Wednesday, February 21, 2018

"MrSingularity," Indeed

An exchange from the Moot:
MrSingularity said...
 
Dale, I have three questions for you.

1. Why do keep insinuating that life extension is impossible?

2. Why do you think that life extension is undesirable and/or immoral?

3. What exactly is wrong with wishing for a longer lifespan? For instance, if I want to live a thousand years, on what grounds would you object to that wish?

To which I replied (willing to give this about two minutes of effort, no more):

1. To the extent that real medicine cures disease and extends the lives of those with access to it, clearly I don't say (or "insinuate") such things are impossible at all, indeed I advocate strongly for wider access to healthcare and more public investment in legitimate medical research. Most of what futurists mean by life extension is con-artistry about digital uploading and nanobotic wish-fulfillment and overpromising based on fraudulent extrapolations from qualified research results in various biomedical fields, etc. Con artists don't extend lives.

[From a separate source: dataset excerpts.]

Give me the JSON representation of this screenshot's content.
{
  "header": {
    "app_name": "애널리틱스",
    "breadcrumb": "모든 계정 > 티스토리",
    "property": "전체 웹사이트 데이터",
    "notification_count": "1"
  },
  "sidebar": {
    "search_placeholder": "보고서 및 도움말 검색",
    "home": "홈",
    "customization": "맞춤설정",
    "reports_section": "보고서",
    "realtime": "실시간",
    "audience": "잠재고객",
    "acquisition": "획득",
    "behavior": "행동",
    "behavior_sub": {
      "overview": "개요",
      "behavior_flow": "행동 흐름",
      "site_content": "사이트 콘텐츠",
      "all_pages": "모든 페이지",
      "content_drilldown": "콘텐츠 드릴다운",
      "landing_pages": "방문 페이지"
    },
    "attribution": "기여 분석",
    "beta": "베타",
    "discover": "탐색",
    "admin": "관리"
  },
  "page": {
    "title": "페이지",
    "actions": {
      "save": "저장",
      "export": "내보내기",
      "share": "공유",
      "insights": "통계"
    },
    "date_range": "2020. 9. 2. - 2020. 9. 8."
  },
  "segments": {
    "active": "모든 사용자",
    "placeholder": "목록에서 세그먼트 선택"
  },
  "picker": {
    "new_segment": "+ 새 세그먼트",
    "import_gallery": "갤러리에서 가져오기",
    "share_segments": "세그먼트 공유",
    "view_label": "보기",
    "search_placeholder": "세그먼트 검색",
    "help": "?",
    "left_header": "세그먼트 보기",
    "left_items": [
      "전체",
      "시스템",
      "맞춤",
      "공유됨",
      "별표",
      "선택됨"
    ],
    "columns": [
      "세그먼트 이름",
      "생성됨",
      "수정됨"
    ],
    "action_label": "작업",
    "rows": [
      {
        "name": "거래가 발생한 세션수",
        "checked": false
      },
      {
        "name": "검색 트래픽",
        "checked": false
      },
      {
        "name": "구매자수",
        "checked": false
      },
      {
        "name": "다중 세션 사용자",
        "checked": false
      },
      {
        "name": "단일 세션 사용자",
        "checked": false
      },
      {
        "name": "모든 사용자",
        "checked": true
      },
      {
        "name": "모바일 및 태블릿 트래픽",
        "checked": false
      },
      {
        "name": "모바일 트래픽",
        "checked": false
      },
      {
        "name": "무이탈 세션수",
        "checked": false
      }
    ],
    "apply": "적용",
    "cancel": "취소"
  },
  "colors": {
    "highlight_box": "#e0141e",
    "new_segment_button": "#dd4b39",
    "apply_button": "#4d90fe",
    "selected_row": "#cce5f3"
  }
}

2. It has already occurred to every child of two that a healthy life is better than an unhealthy one and that curing diseases and improving quality of life are good things -- futurists like to pretend that those of us who do not fall for their scams somehow disapprove of obviously good things like healthcare and living well. The thing is, futurists contribute little to nothing to good things like healthcare or living well and disapproving of their scams is hardly the same thing as claiming good health and efforts to facilitate it are undesirable or immoral, rather than suggesting that con-artistry is undesirable and immoral.

3. I don't care how many of the eighty or so years of life you will likely live (if you are lucky enough not to be poor or marginalized or living in an over-exploited region of the world) wishing you could live a thousand years instead -- but if you lie about the likelihood of your wish coming true or about the scientific status of your faith-based pronouncements about magic sooper-techs rendering the likelihood estimates of your living a thousand years plausible (or, even more hilariously, inevitable) don't expect me fall for it or to congratulate your (at best) credulity or (at worst, and much more likely) willingness to deceive to score some quick cash or be self-deceived for fear of the fact of your mortality.

These days I don't spend much time explicitly decrying futurological bullshit -- the useful idiots of transhumanism have by now mostly been discredited and banished back to the alt-reich and other cul-de-sacs, while the VC tech-bazillionaires have distilled that sad sub(cult)ure to its money-grabbing re-feudalizing sociopathic essence for the whole world to see and recoil from... Possibly it is too late to halt the reactionary "technoprogressive" march to that dreary death-dealing re-feudalizing result, which constitutes the actual historical substance of "the singularity" with which you seem to want to identify -- but I am beginning to think not. The days of free passes for the digital disruptors, VC-heroworship, racist eugenicists, neoreactionary clowns, and the rest of the futurological garbage posse seem, at long last, to be in eclipse.